Mentre il capo politico del M5s Luigi Di Maio apre spiragli sulla possibilità di un governo di coalizione, il Movimento rilancia la sua proposta per “aiutare le coppie e le famiglie che hanno figli“. Un piano, anticipato durante la campagna elettorale, che ha diversi punti di contatto con quello delineato nel programma del Pd, dai benefici per le madri che tornano al lavoro agli aiuti per chi impiega una baby sitter ma anche con alcune proposte del centrodestra, come il “patto per la natalità” sottoscritto da Forza Italia e il “reddito di infanzia” immaginato da Fratelli d’Italia. L’investimento previsto, stando al post pubblicato sul Blog delle stelle, ammonta a ben 17 miliardi di euro. Cifra che si somma agli altri 17 miliardi necessari secondo i pentastellati per attuare il reddito di cittadinanza. Le coperture? “Da una parte inglobando il reddito di inclusione (2,5 miliardi annui), sostituito dal nostro reddito di cittadinanza”, si legge nel post, “e dall’altra con un mix di spending review ed eventuale deficit“. Insomma, esattamente le stesse voci su cui il Movimento conta per coprire la spesa della misura contro povertà ed esclusione sociale, che peraltro secondo i calcoli de lavoce.info di miliardi ne costa 29.

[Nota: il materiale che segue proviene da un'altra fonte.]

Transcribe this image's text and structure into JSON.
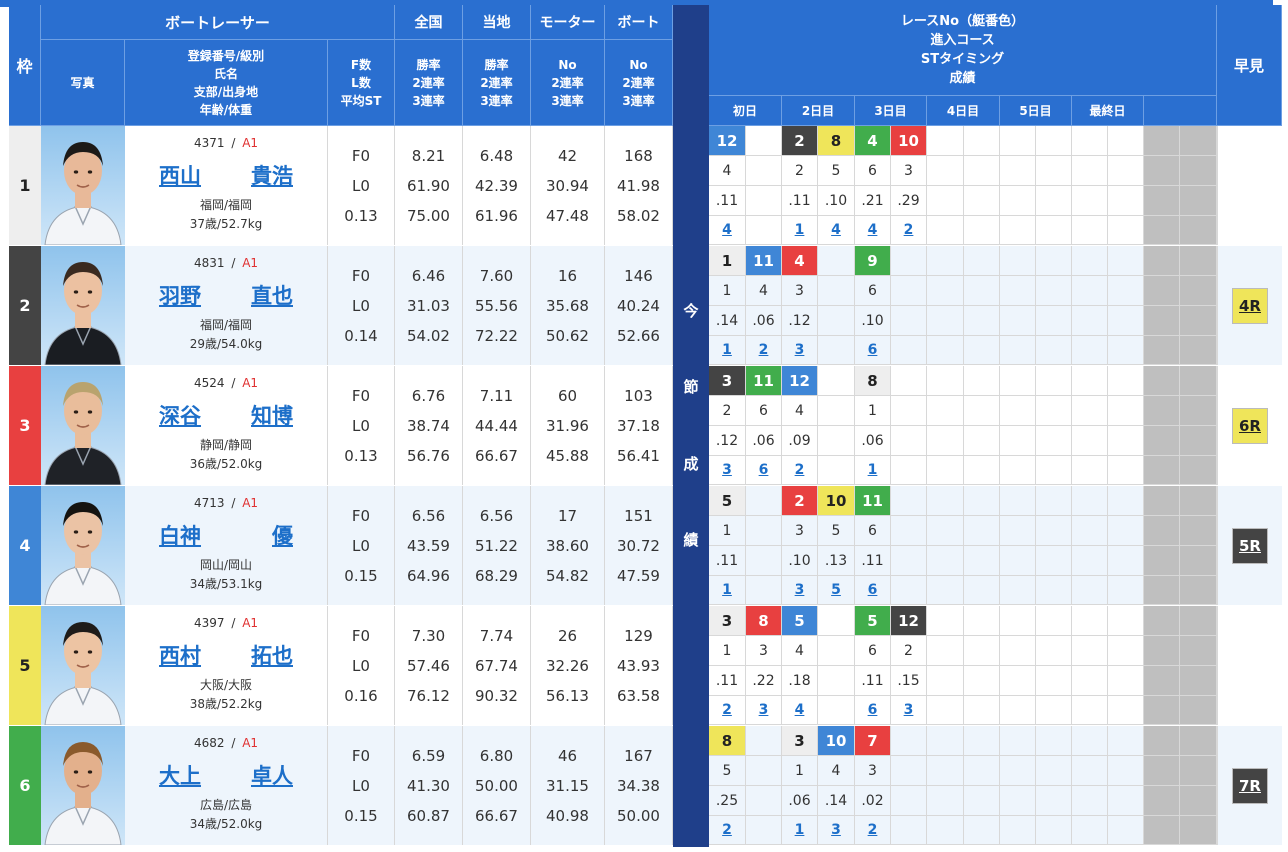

“Uno dei temi che interessano più da vicino la qualità della vita di tutti noi è la necessità di aiutare le coppie e le famiglie che hanno figli”, è la premessa. “Per loro il programma del MoVimento 5 Stelle prevede un investimento di 17 miliardi di euro. L’Italia è agli ultimi posti in Europa per la nascita di bambini. Le nascite continuano a calare dal 2008 e nel 2016 il trend si è confermato con decisione (12mila bimbi in meno rispetto all’anno precedente)”. Per “invertire questa tendenza”, dopo le polemiche sul Fertility day promosso da Beatrice Lorenzin e la beffa del piano per il sostegno alle famiglie annunciato dall’ex ministro Enrico Costa ma mai presentato, il Movimento propone “una serie di sostegni ed aiuti riportare il nostro Paese al primo posto in Europa per nascite. Applicando un modello che sta già funzionando in Francia sono previsti rimborsi per asili nido, pannolini e baby sitter“.

“Si tratta di riorganizzare i sostegni per il babysitting e per l’acquisto dei prodotti dell’infanzia – spiega il M5s – Bisogna pure coinvolgere gli enti locali, rafforzando le loro dotazioni (per asili, assistenza) con maggiori trasferimenti pubblici. Ma anche le imprese, sostenendone le politiche family friendly. Per fare tutto ciò pensiamo di aumentare gradualmente la spesa per il welfare familiare in rapporto al Pil portandola dall’attuale 1,5% al 2,5%, eguagliando il livello francese. Insomma in questo modo pensiamo di tutelare gli italiani che vogliono formare una famiglia. Ma bisogna anche tutelare la terza età. Per queste due categorie prevediamo l’introduzione dell’Iva agevolata al 4% per l’acquisto di prodotti neonatali e per l’infanzia e di prodotti, dispositivi e protesi, per la terza età”. Inoltre è prevista “l’introduzione di misure che guardano a tutelare le donne lavoratrici (150 euro al mese per 3 anni dalla fine della maternità per le donne che rientrano al lavoro e sgravi contributivi per 3 anni per le imprese che mantengono al lavoro le lavoratrici dopo la nascita del figlio), l’innalzamento dell’importo detraibile per l’assunzione di colf e badanti, l’innalzamento dell’indennità di congedo parentale dal 30% della retribuzione all’80% e l’innalzamento dell’indennità di maternità dall’80 al 100%. E’ un progetto ambizioso ma indispensabile per il quale abbiamo previsto un costo nella legislatura di 17 miliardi“.